我有一个包含数百列的数据框,我想根据另一列设置其中一些列的值。
project <- c(1,2,3)
team <- c('john,bob', 'bob,gary', 'larry')
john <- c('john','john','john')
bob <- c('bob','bob','bob')
gary <- c('gary','gary','gary')
larry <- c('larry','larry','larry')
df <- data.frame(project,team,john,bob,gary,larry)
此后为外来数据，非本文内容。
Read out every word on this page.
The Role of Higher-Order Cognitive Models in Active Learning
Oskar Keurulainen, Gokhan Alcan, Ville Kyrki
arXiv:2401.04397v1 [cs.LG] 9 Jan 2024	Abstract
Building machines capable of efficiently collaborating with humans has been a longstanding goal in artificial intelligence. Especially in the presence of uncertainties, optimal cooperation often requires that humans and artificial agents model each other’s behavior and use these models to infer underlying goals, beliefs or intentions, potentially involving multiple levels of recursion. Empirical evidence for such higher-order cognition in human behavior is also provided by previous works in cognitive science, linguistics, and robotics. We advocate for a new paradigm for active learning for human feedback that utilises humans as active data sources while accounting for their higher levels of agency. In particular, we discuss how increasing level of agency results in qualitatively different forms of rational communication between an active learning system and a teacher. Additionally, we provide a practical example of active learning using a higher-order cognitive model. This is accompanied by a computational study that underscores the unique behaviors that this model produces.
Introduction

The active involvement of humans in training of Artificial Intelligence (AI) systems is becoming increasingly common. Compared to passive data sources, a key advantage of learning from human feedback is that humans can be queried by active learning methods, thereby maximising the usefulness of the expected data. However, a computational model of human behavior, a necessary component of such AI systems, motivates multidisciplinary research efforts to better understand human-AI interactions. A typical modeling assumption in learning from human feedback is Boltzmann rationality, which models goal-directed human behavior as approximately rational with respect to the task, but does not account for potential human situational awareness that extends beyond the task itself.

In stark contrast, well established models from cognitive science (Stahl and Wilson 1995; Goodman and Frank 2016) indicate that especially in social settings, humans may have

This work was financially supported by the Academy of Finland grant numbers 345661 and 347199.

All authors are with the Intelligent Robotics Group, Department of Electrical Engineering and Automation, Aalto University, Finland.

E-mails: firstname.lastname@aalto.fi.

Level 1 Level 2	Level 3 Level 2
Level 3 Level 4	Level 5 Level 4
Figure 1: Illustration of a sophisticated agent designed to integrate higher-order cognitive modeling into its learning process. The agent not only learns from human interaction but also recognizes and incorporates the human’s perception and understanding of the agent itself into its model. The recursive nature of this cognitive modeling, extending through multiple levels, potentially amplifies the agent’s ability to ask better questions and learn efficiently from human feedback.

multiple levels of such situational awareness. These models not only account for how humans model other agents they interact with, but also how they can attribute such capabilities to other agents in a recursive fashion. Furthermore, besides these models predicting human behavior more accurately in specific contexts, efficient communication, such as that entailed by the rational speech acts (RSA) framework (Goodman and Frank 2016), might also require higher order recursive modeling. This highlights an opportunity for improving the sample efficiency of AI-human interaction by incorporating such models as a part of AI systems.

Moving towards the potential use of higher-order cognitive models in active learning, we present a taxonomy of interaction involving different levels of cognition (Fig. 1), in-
project team john bob gary larry
1 1 john,bob john bob gary larry
2 2 bob,gary john bob gary larry
3 3 larry john bob gary larry
我想将一个函数应用于列df[,3:ncol(df)]
。
该函数应将每个名称列的值与团队列进行比较,如果匹配,则将值设置为1
project team john bob gary larry ...
1 john,bob 1 1 0 0 ...
2 bob,gary 0 1 1 0 ...
3 larry 0 0 0 1 ...
我可以将函数应用于正确的列,但我不确定如何将我的团队列的值传递给函数。
df[,3:ncol(df)] <- sapply(df[,3:ncol(df)],function(x) ifelse(grepl(x, df$team),1,0)
抛出以下错误:
有50个或更多警告(使用警告()查看前50个
答案 0 :(得分:2)
使用mapply
并覆盖:
df[-(1:2)] <- mapply(grepl, pattern=names(df)[-(1:2)], x=list(df$team))+0
df
# project team john bob gary larry
#1 1 john,bob 1 1 0 0
#2 2 bob,gary 0 1 1 0
#3 3 larry 0 0 0 1
list(df$team)
确保您不会遇到每个对象的长度问题,因为在整个pattern=
向量中搜索每列的x=
。
答案 1 :(得分:1)
由于3中的列只有一个值,我们只能split
'团队'列,使用mtabulate
获取计数并将'df'中的列替换为新结果
library(qdapTools)
d1 <- mtabulate(strsplit(as.character(df$team), ","))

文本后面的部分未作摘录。